Gastronomia recifense tem novos polos

Gastronomia recifense tem novos polos

Atualizado: Quinta-feira, 6 Maio de 2010 as 11:14

Houve várias tentativas de se criar oficialmente polos gastronômicos no Recife. Foi assim com o Pina e o Bom Jesus. Mas apesar da verba investida pelo poder público, os projetos naufragaram. Hoje no entanto, já se percebe a formação de novos polos na capital que briga para ter a terceira maior gastronomia do país. Os próprios empreendedores do setor elegeram os seus recantos e, de forma espontânea, bares e restaurantes se aglomeraram em pontos do Espinheiro (Rua da Hora), Casa Forte (17 de agosto e Praça dee Casa Forte) e em um novo "Polo Pina", tendo a Rua Capitão Rebelinho como seu principal eixo.

Para Roberto Farias, dono do Bar e Restaurante Entre Amigos, apesar de "oficiais", não houve planejamento nos antigos projetos de polos criados pelo poder público. "Não levaram em consideração uma série de elementos que podem garantir ou não a viabilidade da abertura de um restaurante em determinado lugar", diz. Já Isabella Jarocki, coordenadora do curso de Hotelaria com Ênfase em Gastronomia da Faculdade Boa Viagem, diz que não foi oferecida infraestrutura adequada. "Eram comuns problemas de falta de água e segurança nessas áreas", comenta.

O fato da maioria dos imóveis serem tombados na Rua do Bom Jesus também dificultava a operação e a abertura de novos restaurantes na área, segundo Núncio Natrielli, presidente da Associação de Bares e Restaurantes em Pernambuco (Abrasel-PE). E o que tornou as atuais áreas na Rua da Hora, Casa Forte e Pina tão atraentes para o setor? "Os donos de bares e restaurantes procuram casas para abrir o negócio. Nessas áreas havia menos prédios e mais espaços disponíveis", explica Isabella Jarocki.

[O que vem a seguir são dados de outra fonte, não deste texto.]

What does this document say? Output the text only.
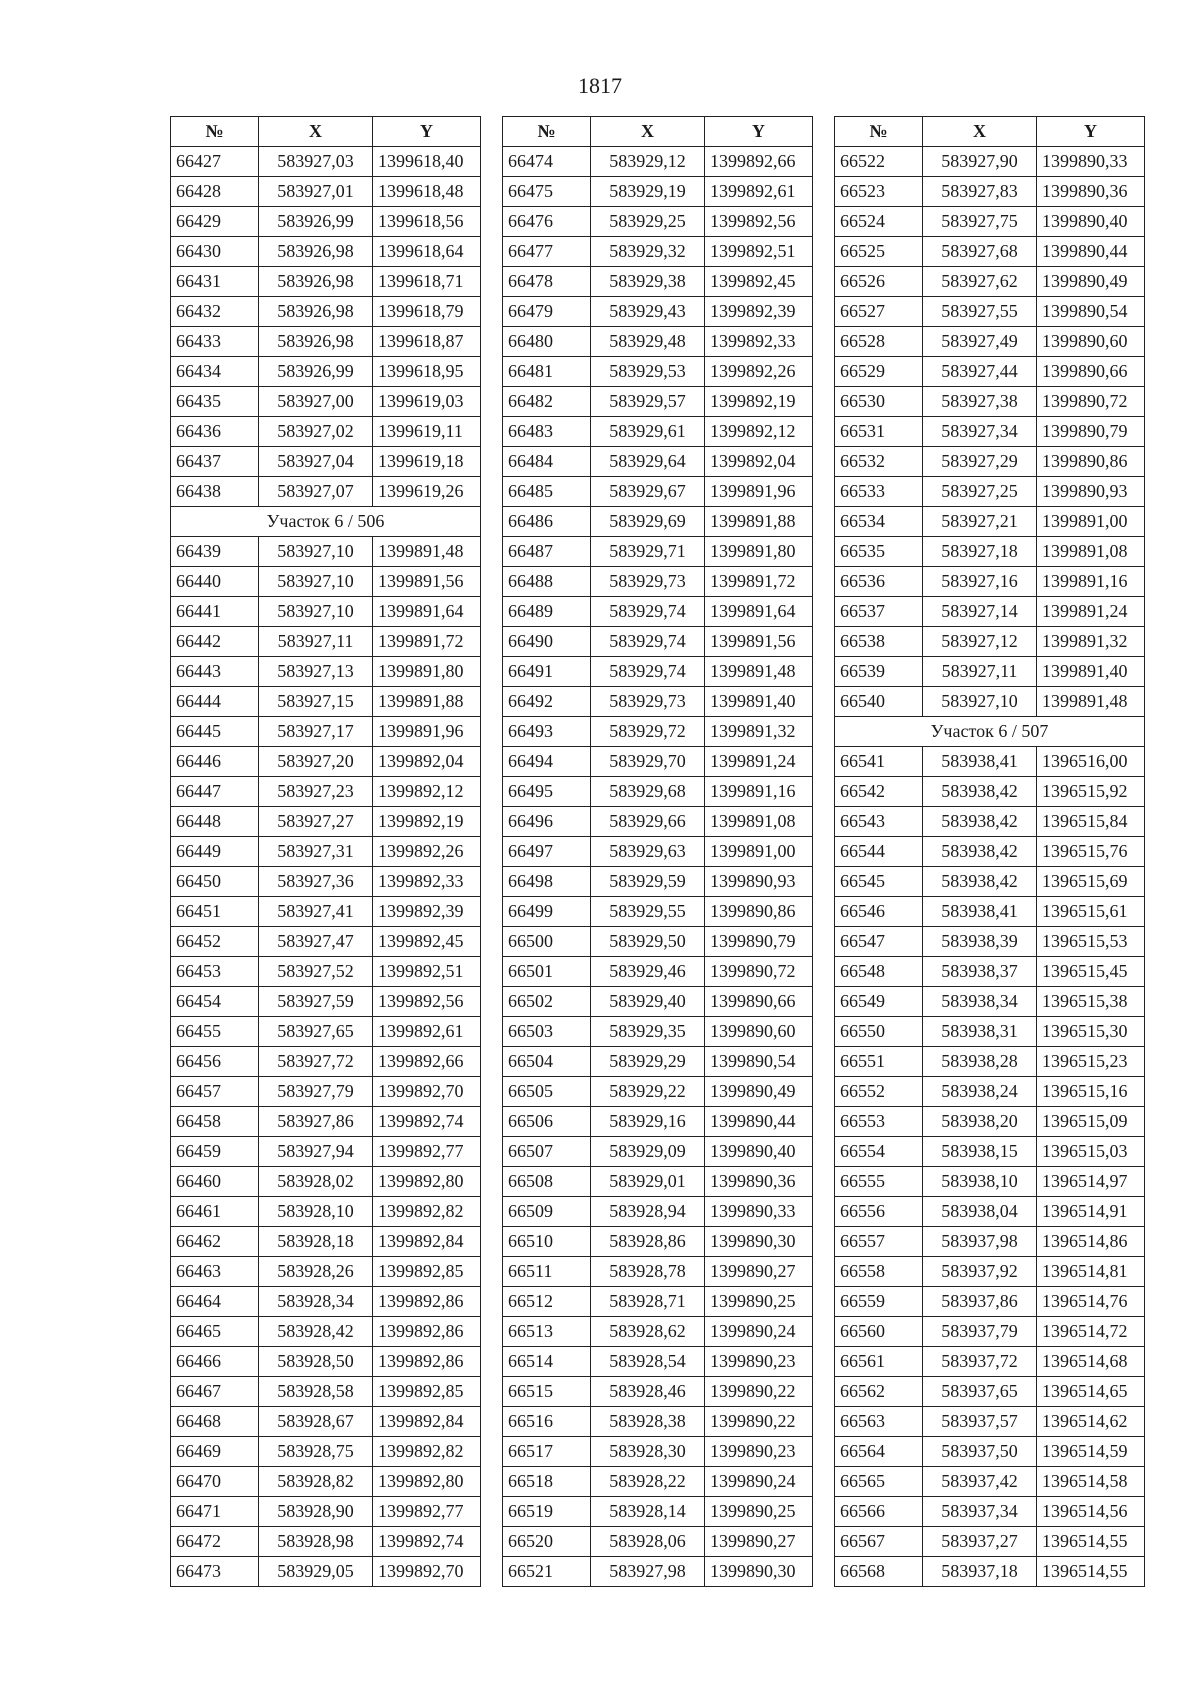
1817
№	X	Y
66427	583927,03	1399618,40
66428	583927,01	1399618,48
66429	583926,99	1399618,56
66430	583926,98	1399618,64
66431	583926,98	1399618,71
66432	583926,98	1399618,79
66433	583926,98	1399618,87
66434	583926,99	1399618,95
66435	583927,00	1399619,03
66436	583927,02	1399619,11
66437	583927,04	1399619,18
66438	583927,07	1399619,26
Участок 6 / 506		
66439	583927,10	1399891,48
66440	583927,10	1399891,56
66441	583927,10	1399891,64
66442	583927,11	1399891,72
66443	583927,13	1399891,80
66444	583927,15	1399891,88
66445	583927,17	1399891,96
66446	583927,20	1399892,04
66447	583927,23	1399892,12
66448	583927,27	1399892,19
66449	583927,31	1399892,26
66450	583927,36	1399892,33
66451	583927,41	1399892,39
66452	583927,47	1399892,45
66453	583927,52	1399892,51
66454	583927,59	1399892,56
66455	583927,65	1399892,61
66456	583927,72	1399892,66
66457	583927,79	1399892,70
66458	583927,86	1399892,74
66459	583927,94	1399892,77
66460	583928,02	1399892,80
66461	583928,10	1399892,82
66462	583928,18	1399892,84
66463	583928,26	1399892,85
66464	583928,34	1399892,86
66465	583928,42	1399892,86
66466	583928,50	1399892,86
66467	583928,58	1399892,85
66468	583928,67	1399892,84
66469	583928,75	1399892,82
66470	583928,82	1399892,80
66471	583928,90	1399892,77
66472	583928,98	1399892,74
66473	583929,05	1399892,70
№	X	Y
66474	583929,12	1399892,66
66475	583929,19	1399892,61
66476	583929,25	1399892,56
66477	583929,32	1399892,51
66478	583929,38	1399892,45
66479	583929,43	1399892,39
66480	583929,48	1399892,33
66481	583929,53	1399892,26
66482	583929,57	1399892,19
66483	583929,61	1399892,12
66484	583929,64	1399892,04
66485	583929,67	1399891,96
66486	583929,69	1399891,88
66487	583929,71	1399891,80
66488	583929,73	1399891,72
66489	583929,74	1399891,64
66490	583929,74	1399891,56
66491	583929,74	1399891,48
66492	583929,73	1399891,40
66493	583929,72	1399891,32
66494	583929,70	1399891,24
66495	583929,68	1399891,16
66496	583929,66	1399891,08
66497	583929,63	1399891,00
66498	583929,59	1399890,93
66499	583929,55	1399890,86
66500	583929,50	1399890,79
66501	583929,46	1399890,72
66502	583929,40	1399890,66
66503	583929,35	1399890,60
66504	583929,29	1399890,54
66505	583929,22	1399890,49
66506	583929,16	1399890,44
66507	583929,09	1399890,40
66508	583929,01	1399890,36
66509	583928,94	1399890,33
66510	583928,86	1399890,30
66511	583928,78	1399890,27
66512	583928,71	1399890,25
66513	583928,62	1399890,24
66514	583928,54	1399890,23
66515	583928,46	1399890,22
66516	583928,38	1399890,22
66517	583928,30	1399890,23
66518	583928,22	1399890,24
66519	583928,14	1399890,25
66520	583928,06	1399890,27
66521	583927,98	1399890,30
№	X	Y
66522	583927,90	1399890,33
66523	583927,83	1399890,36
66524	583927,75	1399890,40
66525	583927,68	1399890,44
66526	583927,62	1399890,49
66527	583927,55	1399890,54
66528	583927,49	1399890,60
66529	583927,44	1399890,66
66530	583927,38	1399890,72
66531	583927,34	1399890,79
66532	583927,29	1399890,86
66533	583927,25	1399890,93
66534	583927,21	1399891,00
66535	583927,18	1399891,08
66536	583927,16	1399891,16
66537	583927,14	1399891,24
66538	583927,12	1399891,32
66539	583927,11	1399891,40
66540	583927,10	1399891,48
Участок 6 / 507		
66541	583938,41	1396516,00
66542	583938,42	1396515,92
66543	583938,42	1396515,84
66544	583938,42	1396515,76
66545	583938,42	1396515,69
66546	583938,41	1396515,61
66547	583938,39	1396515,53
66548	583938,37	1396515,45
66549	583938,34	1396515,38
66550	583938,31	1396515,30
66551	583938,28	1396515,23
66552	583938,24	1396515,16
66553	583938,20	1396515,09
66554	583938,15	1396515,03
66555	583938,10	1396514,97
66556	583938,04	1396514,91
66557	583937,98	1396514,86
66558	583937,92	1396514,81
66559	583937,86	1396514,76
66560	583937,79	1396514,72
66561	583937,72	1396514,68
66562	583937,65	1396514,65
66563	583937,57	1396514,62
66564	583937,50	1396514,59
66565	583937,42	1396514,58
66566	583937,34	1396514,56
66567	583937,27	1396514,55
66568	583937,18	1396514,55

Essa foi uma das razões para o Entre Amigos - um dos primeiros estabelecimentos a se instalarem na Rua da Hora, há sete anos - apostar no lugar para a sua segunda unidade. "A gente tinha muitos clientes na Zona Norte e encontramos um bom terreno naquele lugar", comenta Farias. Depois do Entre Amigos, outros estabelecimentos foram surgindo nas imediações como o Villa e o Café Porteño. Para Natrielli, os polos são como os shoppings: é necessário ter grandes âncoras para garantir o fluxo das lojas satélites. "Nos polos, essas âncoras são os restaurantes tradicionais ou de chefs renomados. Não havia nada na Capitão Rebelinho. Daí, se abriu o Pomodoro Café, outros foram se agregando e hoje essa pequena rua já tem nove restaurantes", comenta ele.

O potencial de consumo do entorno também contribui para a escolha do local. Todas estão próximas a centros comerciais e empresariais. "No caso de Boa Viagem, há ainda o fluxo de turistas por causa da concentração de hotéis", comenta Cristiano Falcão, sócio do Ostreiro e do Guaiamum Praia, abertos no fim de 2008 na Avenida Conselheiro Aguiar e no 2º Jardim, respectivamente. O poder aquisitivo da população que vive nas redondezas dos estabelecimentos é outro fator que determina a consolidação do polo. "Isso é bem característico em Casa Forte. Há casos de restaurantes que duplicaram de faturamento quando se mudaram para lá", afirma Isabella Jarocki.